While it won’t put Al Perkins out of work, used with a combination of a volume pedal and the Mod Wheel to control brightness, it is possible to create effective chord or lead lines. The electric sounds are solid without being overly exciting — although Kompakt ‘s effects options can add a little more movement when required.

The Upright Bass is a more inspiring. The basic ‘Upright Bass’ patch sounds really nice with a high velocity layer adding some fingerboard noise for interest. The other instruments add extra expression, vibrato and various effects up and down slides and combining these allows some very convincing acoustic bass lines to be constructed — ideal if you like to add the occasional touch of jazz to your tracks. Pianos While the Pianos and Electric Pianos group has a number of special-effect style instruments for example ‘Creepy Piano’ and ‘Psychedellic Rhodes’ , the highlights are the more conventional instruments.

The two main acoustic pianos — the Steinway B and Fazioli F — both sound excellent, with very transparent transitions between the various velocity layers.
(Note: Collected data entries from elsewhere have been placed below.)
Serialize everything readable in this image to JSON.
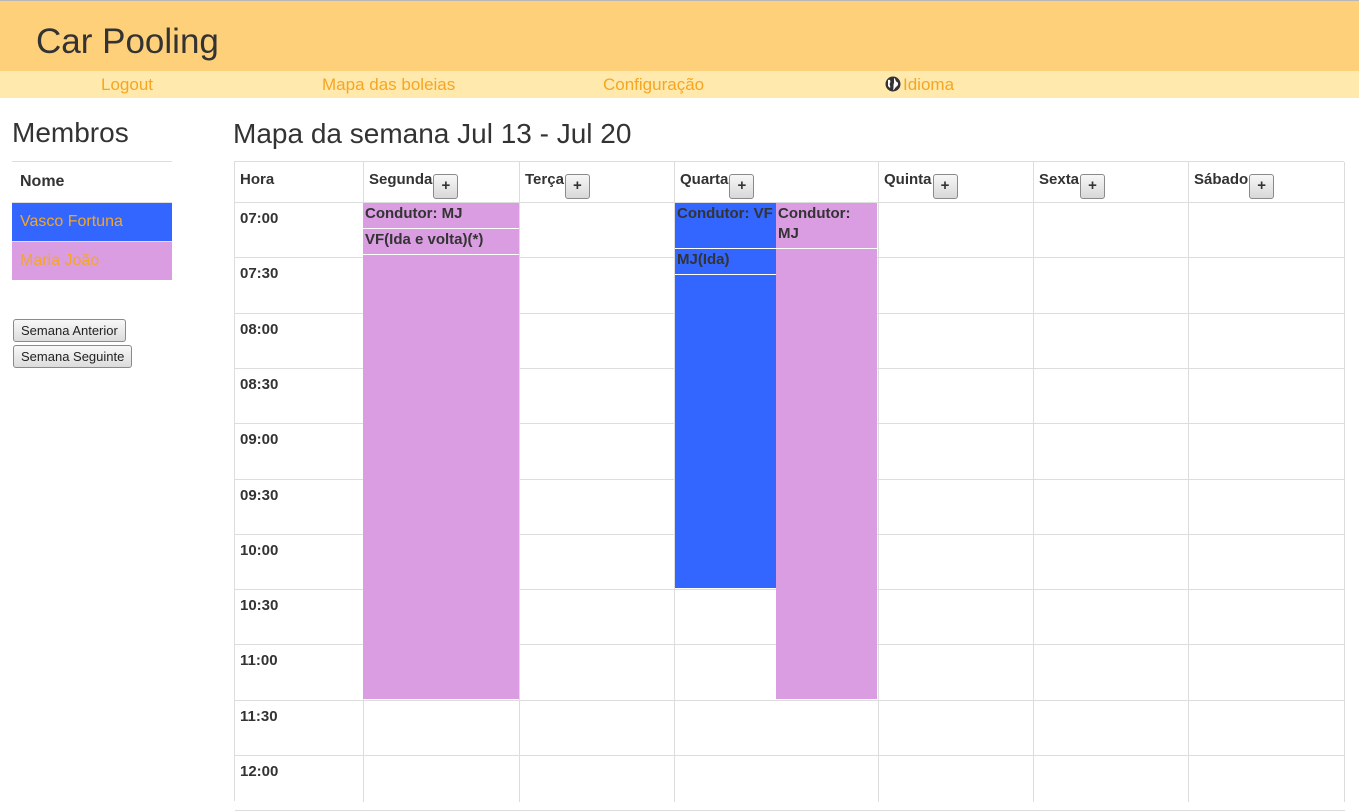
{
  "app": {
    "title": "Car Pooling"
  },
  "nav": [
    {
      "label": "Logout"
    },
    {
      "label": "Mapa das boleias"
    },
    {
      "label": "Configuração"
    },
    {
      "label": "Idioma",
      "icon": "globe-icon"
    }
  ],
  "members": {
    "title": "Membros",
    "header": "Nome",
    "items": [
      {
        "name": "Vasco Fortuna",
        "color": "#3366ff"
      },
      {
        "name": "Maria João",
        "color": "#da9de2"
      }
    ]
  },
  "buttons": {
    "prev_week": "Semana Anterior",
    "next_week": "Semana Seguinte"
  },
  "calendar": {
    "title": "Mapa da semana Jul 13 - Jul 20",
    "hour_header": "Hora",
    "add_label": "+",
    "days": [
      "Segunda",
      "Terça",
      "Quarta",
      "Quinta",
      "Sexta",
      "Sábado"
    ],
    "times": [
      "07:00",
      "07:30",
      "08:00",
      "08:30",
      "09:00",
      "09:30",
      "10:00",
      "10:30",
      "11:00",
      "11:30",
      "12:00"
    ]
  },
  "rides": [
    {
      "day": "Segunda",
      "start": "07:00",
      "end": "11:30",
      "color": "#da9de2",
      "driver_label": "Condutor: MJ",
      "passengers": [
        "VF(Ida e volta)(*)"
      ]
    },
    {
      "day": "Quarta",
      "start": "07:00",
      "end": "10:30",
      "color": "#3366ff",
      "driver_label": "Condutor: VF",
      "passengers": [
        "MJ(Ida)"
      ]
    },
    {
      "day": "Quarta",
      "start": "07:00",
      "end": "11:30",
      "color": "#da9de2",
      "driver_label": "Condutor: MJ",
      "passengers": []
    }
  ]
}
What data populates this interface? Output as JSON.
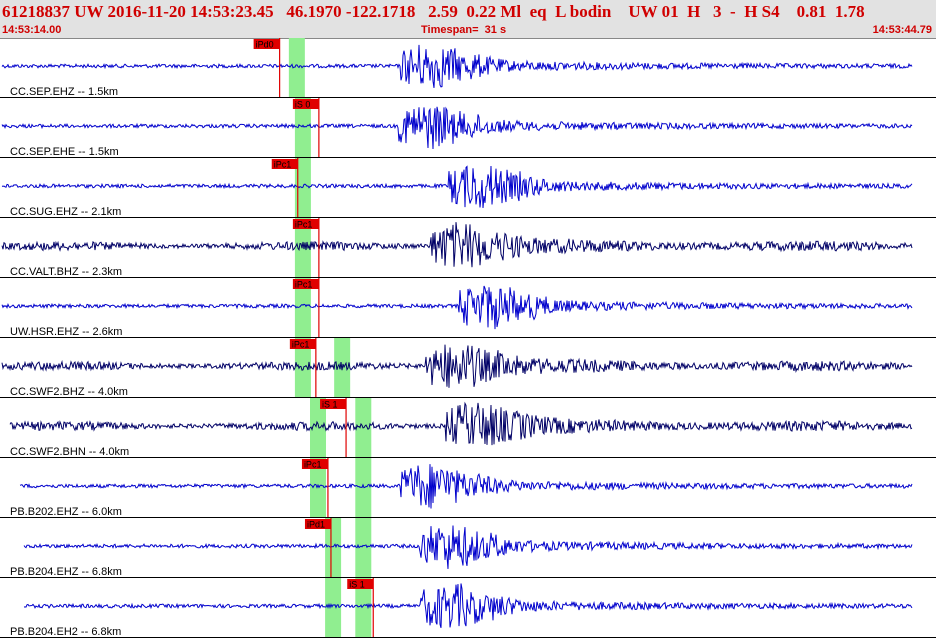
{
  "header": {
    "title": "61218837 UW 2016-11-20 14:53:23.45   46.1970 -122.1718   2.59  0.22 Ml  eq  L bodin    UW 01  H   3  -  H S4    0.81  1.78",
    "start_time": "14:53:14.00",
    "timespan": "Timespan=  31 s",
    "end_time": "14:53:44.79"
  },
  "colors": {
    "pick": "#e00000",
    "window": "#90ee90",
    "trace_blue": "#0000cc",
    "trace_navy": "#000066"
  },
  "panels": [
    {
      "station": "CC.SEP.EHZ -- 1.5km",
      "color": "#0000cc",
      "picks": [
        {
          "label": "iPd0",
          "t": 8.1
        }
      ],
      "windows": [
        9.3
      ],
      "flags": []
    },
    {
      "station": "CC.SEP.EHE -- 1.5km",
      "color": "#0000cc",
      "picks": [
        {
          "label": "iS 0",
          "t": 9.4
        }
      ],
      "windows": [
        9.5
      ],
      "flags": []
    },
    {
      "station": "CC.SUG.EHZ -- 2.1km",
      "color": "#0000cc",
      "picks": [
        {
          "label": "iPc1",
          "t": 8.7
        }
      ],
      "windows": [
        9.5
      ],
      "flags": []
    },
    {
      "station": "CC.VALT.BHZ -- 2.3km",
      "color": "#000066",
      "picks": [
        {
          "label": "iPc1",
          "t": 9.4
        }
      ],
      "windows": [
        9.5
      ],
      "flags": []
    },
    {
      "station": "UW.HSR.EHZ -- 2.6km",
      "color": "#0000cc",
      "picks": [
        {
          "label": "iPc1",
          "t": 9.4
        }
      ],
      "windows": [
        9.5
      ],
      "flags": []
    },
    {
      "station": "CC.SWF2.BHZ -- 4.0km",
      "color": "#000066",
      "picks": [
        {
          "label": "iPc1",
          "t": 9.3
        }
      ],
      "windows": [
        9.5,
        10.8
      ],
      "flags": []
    },
    {
      "station": "CC.SWF2.BHN -- 4.0km",
      "color": "#000066",
      "picks": [
        {
          "label": "iS 1",
          "t": 10.3
        }
      ],
      "windows": [
        10.0,
        11.5
      ],
      "flags": []
    },
    {
      "station": "PB.B202.EHZ -- 6.0km",
      "color": "#0000cc",
      "picks": [
        {
          "label": "iPc1",
          "t": 9.7
        }
      ],
      "windows": [
        10.0,
        11.5
      ],
      "flags": []
    },
    {
      "station": "PB.B204.EHZ -- 6.8km",
      "color": "#0000cc",
      "picks": [
        {
          "label": "iPd1",
          "t": 9.8
        }
      ],
      "windows": [
        10.5,
        11.5
      ],
      "flags": []
    },
    {
      "station": "PB.B204.EH2 -- 6.8km",
      "color": "#0000cc",
      "picks": [
        {
          "label": "iS 1",
          "t": 11.2
        }
      ],
      "windows": [
        10.5,
        11.5
      ],
      "flags": []
    }
  ]
}
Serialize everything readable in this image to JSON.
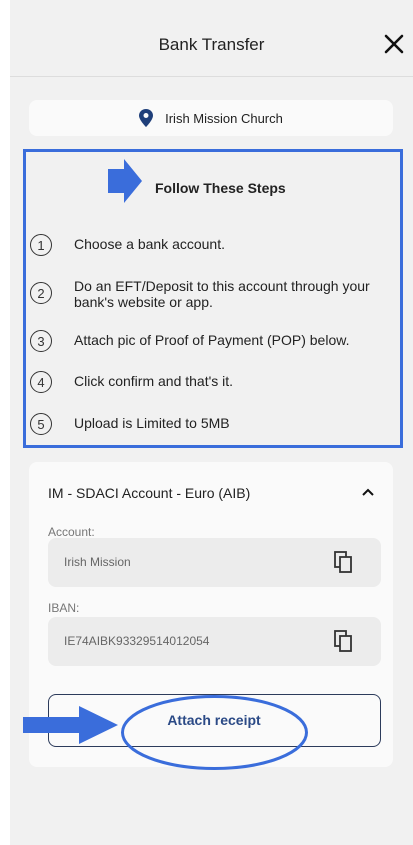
{
  "header": {
    "title": "Bank Transfer",
    "close_icon": "close-icon"
  },
  "location": {
    "icon": "map-pin-icon",
    "name": "Irish Mission Church"
  },
  "steps": {
    "title": "Follow These Steps",
    "items": [
      {
        "num": "1",
        "text": "Choose a bank account."
      },
      {
        "num": "2",
        "text": "Do an EFT/Deposit to this account through your bank's website or app."
      },
      {
        "num": "3",
        "text": "Attach pic of Proof of Payment (POP) below."
      },
      {
        "num": "4",
        "text": "Click confirm and that's it."
      },
      {
        "num": "5",
        "text": "Upload is Limited to 5MB"
      }
    ]
  },
  "account": {
    "name": "IM - SDACI Account - Euro (AIB)",
    "account_label": "Account:",
    "account_value": "Irish Mission",
    "iban_label": "IBAN:",
    "iban_value": "IE74AIBK93329514012054",
    "attach_label": "Attach receipt"
  },
  "colors": {
    "annotation_blue": "#3a6ddb",
    "button_text": "#2b4a86",
    "pin_blue": "#1f3f7a"
  }
}
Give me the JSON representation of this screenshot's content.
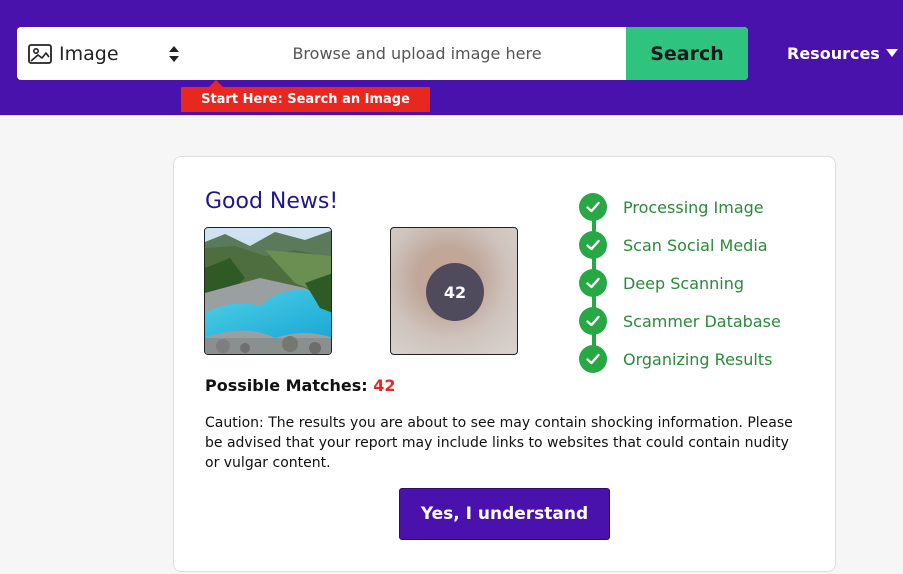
{
  "header": {
    "type_select": {
      "icon": "image-icon",
      "label": "Image"
    },
    "search": {
      "placeholder": "Browse and upload image here",
      "value": ""
    },
    "search_button_label": "Search",
    "hint": "Start Here: Search an Image",
    "resources_label": "Resources"
  },
  "card": {
    "heading": "Good News!",
    "blur_count": "42",
    "matches_label": "Possible Matches:",
    "matches_count": "42",
    "caution": "Caution: The results you are about to see may contain shocking information. Please be advised that your report may include links to websites that could contain nudity or vulgar content.",
    "confirm_button_label": "Yes, I understand",
    "steps": [
      {
        "label": "Processing Image",
        "done": true
      },
      {
        "label": "Scan Social Media",
        "done": true
      },
      {
        "label": "Deep Scanning",
        "done": true
      },
      {
        "label": "Scammer Database",
        "done": true
      },
      {
        "label": "Organizing Results",
        "done": true
      }
    ]
  },
  "colors": {
    "brand": "#4a12ad",
    "search_button": "#2ec47f",
    "hint": "#e8271f",
    "step_green": "#28a745"
  }
}
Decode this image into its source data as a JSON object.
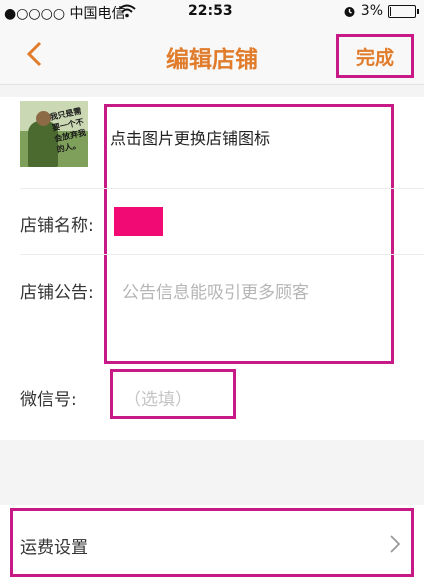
{
  "status_bar": {
    "carrier": "●○○○○ 中国电信",
    "time": "22:53",
    "battery": "3%",
    "wifi_icon": "wifi-icon",
    "alarm_icon": "alarm-icon"
  },
  "nav": {
    "title": "编辑店铺",
    "done_label": "完成",
    "back_icon": "chevron-left-icon"
  },
  "logo": {
    "caption": "我只是需要一个不会放弃我的人。",
    "hint": "点击图片更换店铺图标"
  },
  "fields": {
    "name_label": "店铺名称:",
    "notice_label": "店铺公告:",
    "notice_placeholder": "公告信息能吸引更多顾客",
    "wechat_label": "微信号:",
    "wechat_placeholder": "（选填）"
  },
  "shipping": {
    "label": "运费设置",
    "chevron_icon": "chevron-right-icon"
  },
  "colors": {
    "accent": "#e07c2b",
    "annotation": "#c81a87",
    "name_highlight": "#f10a73"
  }
}
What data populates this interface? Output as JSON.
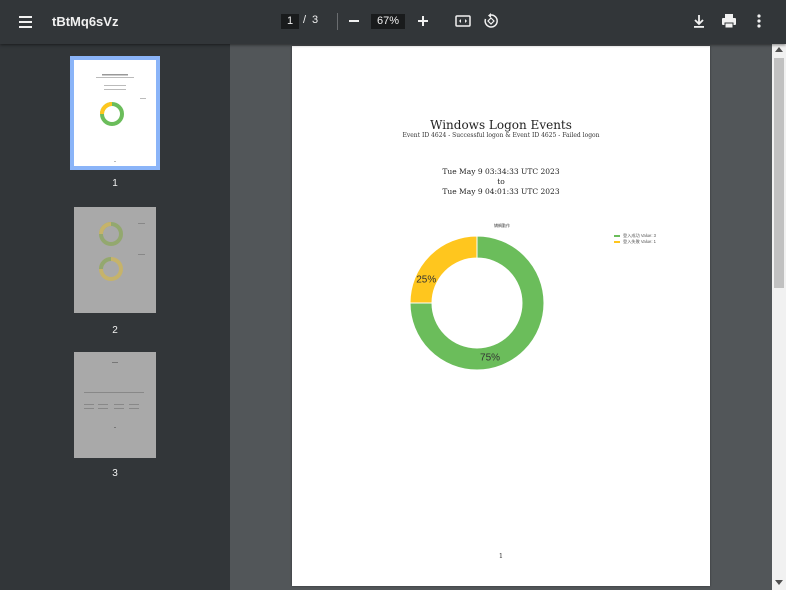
{
  "toolbar": {
    "title": "tBtMq6sVz",
    "current_page": "1",
    "page_separator": "/",
    "total_pages": "3",
    "zoom": "67%"
  },
  "thumbnails": [
    {
      "label": "1"
    },
    {
      "label": "2"
    },
    {
      "label": "3"
    }
  ],
  "page": {
    "heading": "Windows Logon Events",
    "subtitle": "Event ID 4624 - Successful logon & Event ID 4625 - Failed logon",
    "start_time": "Tue May 9 03:34:33 UTC 2023",
    "to_word": "to",
    "end_time": "Tue May 9 04:01:33 UTC 2023",
    "page_number": "1"
  },
  "colors": {
    "success": "#6bbd5b",
    "failed": "#ffc61e",
    "toolbar_bg": "#323639",
    "viewer_bg": "#525659",
    "selection": "#8ab4f8"
  },
  "chart_data": {
    "type": "pie",
    "title": "矯綢勤作",
    "categories": [
      "登入成功",
      "登入失敗"
    ],
    "values": [
      3,
      1
    ],
    "percent_labels": [
      "75%",
      "25%"
    ],
    "legend_labels": [
      "登入成功  Value: 3",
      "登入失敗  Value: 1"
    ],
    "legend_position": "right",
    "donut": true
  }
}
The Steinway B is somewhat brighter sounding than the Fazioli and it presented fairly dry. Both have a certain amount of ambience from the hall in which they were recorded but this is not overdone, and the result is a convincing and playable instrument which gets slightly brighter as the keys are struck harder. Of the electric pianos, the ’80s E-Piano’ and ‘Rhodes 88 Suitcase’ are the clear standouts.

Both of these get brighter at higher velocities. The former starts fairly warm but quickly changes to much brighter tones with a nice ring to them when pushed harder. The Rhodes is also warm at low velocities and, while it does brighten up a little when played harder, the sound never gets too top-heavy.